君をひたすら傷つけて
 私の席まで女の子が溢れている。今から三学期の始業式のために講堂に移動しないといけないというのにこの人だかりはどうしたらいいのだろう。新しくクラスメートになった男の子。それも綺麗な男の子と仲良くなりたいと思う女の子の気持ちもわからないではないけど、それにしても今は移動するのが先と思う。


「どこから来たの?」

「どうしてこの時期に?」

「どこに住んでいるの?」


 色々浴びせられる質問に高取くんは嫌な顔をせずに丁寧に答えていくのが聞こえる。優しく親切な物腰に女の子がヒートアップしていく。キャーキャーと煩いけど、それでもニコニコと対応するなんてオトナだなって思う。でも、その中の一人の女の子の言葉に一瞬、周りがシーンとなる。


「彼女はいるの?」

「いないよ。受験が終わるまでは考えられないかな」


 一人のクラスメートの女の子の投げた質問に、彼は一瞬だけ困ったような顔をして、優しく答えた。

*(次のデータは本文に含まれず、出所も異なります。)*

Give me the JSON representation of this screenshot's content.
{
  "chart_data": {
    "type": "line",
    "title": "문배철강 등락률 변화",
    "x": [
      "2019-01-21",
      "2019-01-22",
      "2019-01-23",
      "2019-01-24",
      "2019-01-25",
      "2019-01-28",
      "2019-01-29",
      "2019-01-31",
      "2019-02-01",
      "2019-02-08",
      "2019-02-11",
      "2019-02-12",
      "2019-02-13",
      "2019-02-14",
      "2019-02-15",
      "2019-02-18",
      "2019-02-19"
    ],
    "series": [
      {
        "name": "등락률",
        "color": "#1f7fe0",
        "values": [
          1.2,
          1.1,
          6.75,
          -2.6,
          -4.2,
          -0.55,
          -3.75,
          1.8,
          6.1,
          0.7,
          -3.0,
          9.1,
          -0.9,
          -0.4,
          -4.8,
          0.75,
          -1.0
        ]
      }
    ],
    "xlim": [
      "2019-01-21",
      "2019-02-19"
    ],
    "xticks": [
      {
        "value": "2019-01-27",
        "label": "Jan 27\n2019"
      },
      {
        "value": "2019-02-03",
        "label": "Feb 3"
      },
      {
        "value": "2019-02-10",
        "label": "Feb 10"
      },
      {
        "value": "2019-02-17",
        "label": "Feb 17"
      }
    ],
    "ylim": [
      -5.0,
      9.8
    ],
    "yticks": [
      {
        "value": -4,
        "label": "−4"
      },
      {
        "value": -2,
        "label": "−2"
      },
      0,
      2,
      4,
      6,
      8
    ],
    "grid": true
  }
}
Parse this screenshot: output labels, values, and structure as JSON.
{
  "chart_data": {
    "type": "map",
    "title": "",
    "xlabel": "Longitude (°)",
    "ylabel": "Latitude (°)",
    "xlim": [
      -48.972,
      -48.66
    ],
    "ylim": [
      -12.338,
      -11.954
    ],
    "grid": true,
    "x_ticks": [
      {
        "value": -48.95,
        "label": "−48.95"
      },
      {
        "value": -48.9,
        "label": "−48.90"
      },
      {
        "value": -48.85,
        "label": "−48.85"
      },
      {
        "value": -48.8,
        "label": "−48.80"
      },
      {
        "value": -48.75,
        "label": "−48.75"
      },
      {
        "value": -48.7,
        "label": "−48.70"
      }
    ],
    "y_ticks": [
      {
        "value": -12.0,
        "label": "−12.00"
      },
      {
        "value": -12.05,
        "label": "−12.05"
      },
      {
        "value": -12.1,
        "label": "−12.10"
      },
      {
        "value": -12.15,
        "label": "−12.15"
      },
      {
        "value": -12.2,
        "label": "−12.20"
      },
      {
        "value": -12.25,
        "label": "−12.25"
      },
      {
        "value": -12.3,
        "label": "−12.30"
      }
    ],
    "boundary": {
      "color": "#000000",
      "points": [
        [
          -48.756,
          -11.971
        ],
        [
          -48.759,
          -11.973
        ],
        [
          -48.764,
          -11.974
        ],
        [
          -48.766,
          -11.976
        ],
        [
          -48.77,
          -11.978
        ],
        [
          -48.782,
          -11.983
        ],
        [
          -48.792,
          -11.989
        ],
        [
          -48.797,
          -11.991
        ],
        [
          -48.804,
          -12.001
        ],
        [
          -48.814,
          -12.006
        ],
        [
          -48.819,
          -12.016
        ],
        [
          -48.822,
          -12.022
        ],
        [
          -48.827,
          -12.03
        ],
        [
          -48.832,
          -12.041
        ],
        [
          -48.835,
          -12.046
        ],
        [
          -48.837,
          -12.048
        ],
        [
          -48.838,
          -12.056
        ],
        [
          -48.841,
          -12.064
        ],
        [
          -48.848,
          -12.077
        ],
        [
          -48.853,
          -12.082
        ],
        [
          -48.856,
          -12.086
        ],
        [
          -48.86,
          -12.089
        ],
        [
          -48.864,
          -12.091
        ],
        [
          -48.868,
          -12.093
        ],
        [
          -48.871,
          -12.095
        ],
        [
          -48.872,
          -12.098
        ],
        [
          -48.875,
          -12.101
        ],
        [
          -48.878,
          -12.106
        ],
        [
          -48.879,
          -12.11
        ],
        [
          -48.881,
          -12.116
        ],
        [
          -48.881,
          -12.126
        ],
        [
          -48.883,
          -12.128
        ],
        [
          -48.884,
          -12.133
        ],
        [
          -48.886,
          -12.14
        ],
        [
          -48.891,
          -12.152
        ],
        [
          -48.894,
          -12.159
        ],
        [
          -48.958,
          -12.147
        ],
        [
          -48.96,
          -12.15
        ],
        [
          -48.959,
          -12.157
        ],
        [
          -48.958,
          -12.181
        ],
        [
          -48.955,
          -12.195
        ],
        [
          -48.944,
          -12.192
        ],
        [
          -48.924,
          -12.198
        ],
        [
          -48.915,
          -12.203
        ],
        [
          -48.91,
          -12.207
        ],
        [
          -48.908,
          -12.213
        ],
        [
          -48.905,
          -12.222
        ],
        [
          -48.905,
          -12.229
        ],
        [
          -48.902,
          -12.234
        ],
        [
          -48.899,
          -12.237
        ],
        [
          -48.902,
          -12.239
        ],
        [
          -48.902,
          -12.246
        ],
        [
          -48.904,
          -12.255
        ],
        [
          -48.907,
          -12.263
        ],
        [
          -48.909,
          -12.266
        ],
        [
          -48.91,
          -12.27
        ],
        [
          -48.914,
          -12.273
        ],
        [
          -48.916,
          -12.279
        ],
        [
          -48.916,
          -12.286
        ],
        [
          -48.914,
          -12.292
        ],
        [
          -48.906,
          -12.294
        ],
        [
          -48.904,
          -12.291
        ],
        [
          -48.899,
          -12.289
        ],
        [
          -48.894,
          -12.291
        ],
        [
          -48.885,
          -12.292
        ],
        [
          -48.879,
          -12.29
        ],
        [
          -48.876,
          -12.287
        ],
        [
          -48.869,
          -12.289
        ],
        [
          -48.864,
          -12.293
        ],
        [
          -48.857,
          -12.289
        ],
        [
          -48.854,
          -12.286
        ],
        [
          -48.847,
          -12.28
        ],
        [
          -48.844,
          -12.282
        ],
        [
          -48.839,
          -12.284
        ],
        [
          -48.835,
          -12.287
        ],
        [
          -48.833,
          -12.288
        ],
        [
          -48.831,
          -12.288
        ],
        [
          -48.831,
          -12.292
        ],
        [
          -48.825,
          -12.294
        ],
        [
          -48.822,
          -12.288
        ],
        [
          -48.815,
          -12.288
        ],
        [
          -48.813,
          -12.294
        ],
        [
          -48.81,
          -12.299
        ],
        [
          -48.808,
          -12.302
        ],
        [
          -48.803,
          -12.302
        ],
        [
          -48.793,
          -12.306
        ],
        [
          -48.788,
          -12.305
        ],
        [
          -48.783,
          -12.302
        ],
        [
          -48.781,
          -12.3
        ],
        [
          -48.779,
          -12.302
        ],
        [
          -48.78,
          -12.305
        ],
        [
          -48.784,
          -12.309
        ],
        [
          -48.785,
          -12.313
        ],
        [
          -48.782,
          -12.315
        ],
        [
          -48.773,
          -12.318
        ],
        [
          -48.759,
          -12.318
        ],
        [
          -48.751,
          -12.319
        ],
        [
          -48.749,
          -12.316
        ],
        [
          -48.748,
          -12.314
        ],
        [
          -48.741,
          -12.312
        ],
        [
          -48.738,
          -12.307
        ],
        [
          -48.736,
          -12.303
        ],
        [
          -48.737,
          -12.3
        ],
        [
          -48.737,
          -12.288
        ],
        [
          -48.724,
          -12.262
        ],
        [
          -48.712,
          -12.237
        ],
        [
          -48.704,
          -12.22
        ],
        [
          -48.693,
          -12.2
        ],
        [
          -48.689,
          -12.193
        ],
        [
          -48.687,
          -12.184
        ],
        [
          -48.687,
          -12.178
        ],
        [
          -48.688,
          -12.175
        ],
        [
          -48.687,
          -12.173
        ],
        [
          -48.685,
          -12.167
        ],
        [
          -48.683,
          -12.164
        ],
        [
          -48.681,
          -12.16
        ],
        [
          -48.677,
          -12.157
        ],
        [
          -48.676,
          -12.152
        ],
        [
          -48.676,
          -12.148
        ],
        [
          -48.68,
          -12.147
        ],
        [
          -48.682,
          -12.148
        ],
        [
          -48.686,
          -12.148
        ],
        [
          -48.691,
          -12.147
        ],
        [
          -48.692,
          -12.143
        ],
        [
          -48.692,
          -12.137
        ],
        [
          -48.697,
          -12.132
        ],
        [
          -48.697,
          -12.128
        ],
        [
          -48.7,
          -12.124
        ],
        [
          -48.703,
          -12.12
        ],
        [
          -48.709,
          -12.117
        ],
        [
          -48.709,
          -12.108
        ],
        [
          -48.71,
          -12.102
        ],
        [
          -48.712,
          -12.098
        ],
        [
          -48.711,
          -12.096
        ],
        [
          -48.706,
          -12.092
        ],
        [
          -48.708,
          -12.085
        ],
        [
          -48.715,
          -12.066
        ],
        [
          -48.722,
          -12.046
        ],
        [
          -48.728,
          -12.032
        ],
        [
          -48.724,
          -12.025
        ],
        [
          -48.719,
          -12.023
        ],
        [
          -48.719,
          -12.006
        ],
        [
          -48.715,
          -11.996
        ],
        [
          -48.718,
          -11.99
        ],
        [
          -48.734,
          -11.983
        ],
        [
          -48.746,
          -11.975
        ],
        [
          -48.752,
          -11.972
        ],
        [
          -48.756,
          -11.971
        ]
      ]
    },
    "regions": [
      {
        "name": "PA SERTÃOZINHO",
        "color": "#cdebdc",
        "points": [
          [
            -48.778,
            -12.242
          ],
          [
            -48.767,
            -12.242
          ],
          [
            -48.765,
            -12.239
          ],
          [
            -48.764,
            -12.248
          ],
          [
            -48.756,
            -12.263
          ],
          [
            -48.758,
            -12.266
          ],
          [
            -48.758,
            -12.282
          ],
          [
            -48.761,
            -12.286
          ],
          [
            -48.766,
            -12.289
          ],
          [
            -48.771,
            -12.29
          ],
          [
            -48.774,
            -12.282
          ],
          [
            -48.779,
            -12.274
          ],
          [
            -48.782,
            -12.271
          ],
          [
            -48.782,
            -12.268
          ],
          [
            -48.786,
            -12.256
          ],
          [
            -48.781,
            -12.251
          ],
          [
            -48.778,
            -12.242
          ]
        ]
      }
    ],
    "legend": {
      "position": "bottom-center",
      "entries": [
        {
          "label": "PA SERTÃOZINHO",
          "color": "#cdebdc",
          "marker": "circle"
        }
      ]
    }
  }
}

 プライベートの繊細なことだから答える必要は無いと思ったけど彼は素直に答えている。高取くんの答えは至極真っ当なもので今の時期に恋愛に夢中になるなんて受験を控えた身としては考えられないだろう。でも、この模範解答は女の子たちの興味を十分に満たした。


「その時になったら立候補してもいい?」


 さっき、先生が言った事を覚えてないのだろうか?高取くんは二か月後に居なくなる。受験の前に居なくなる…。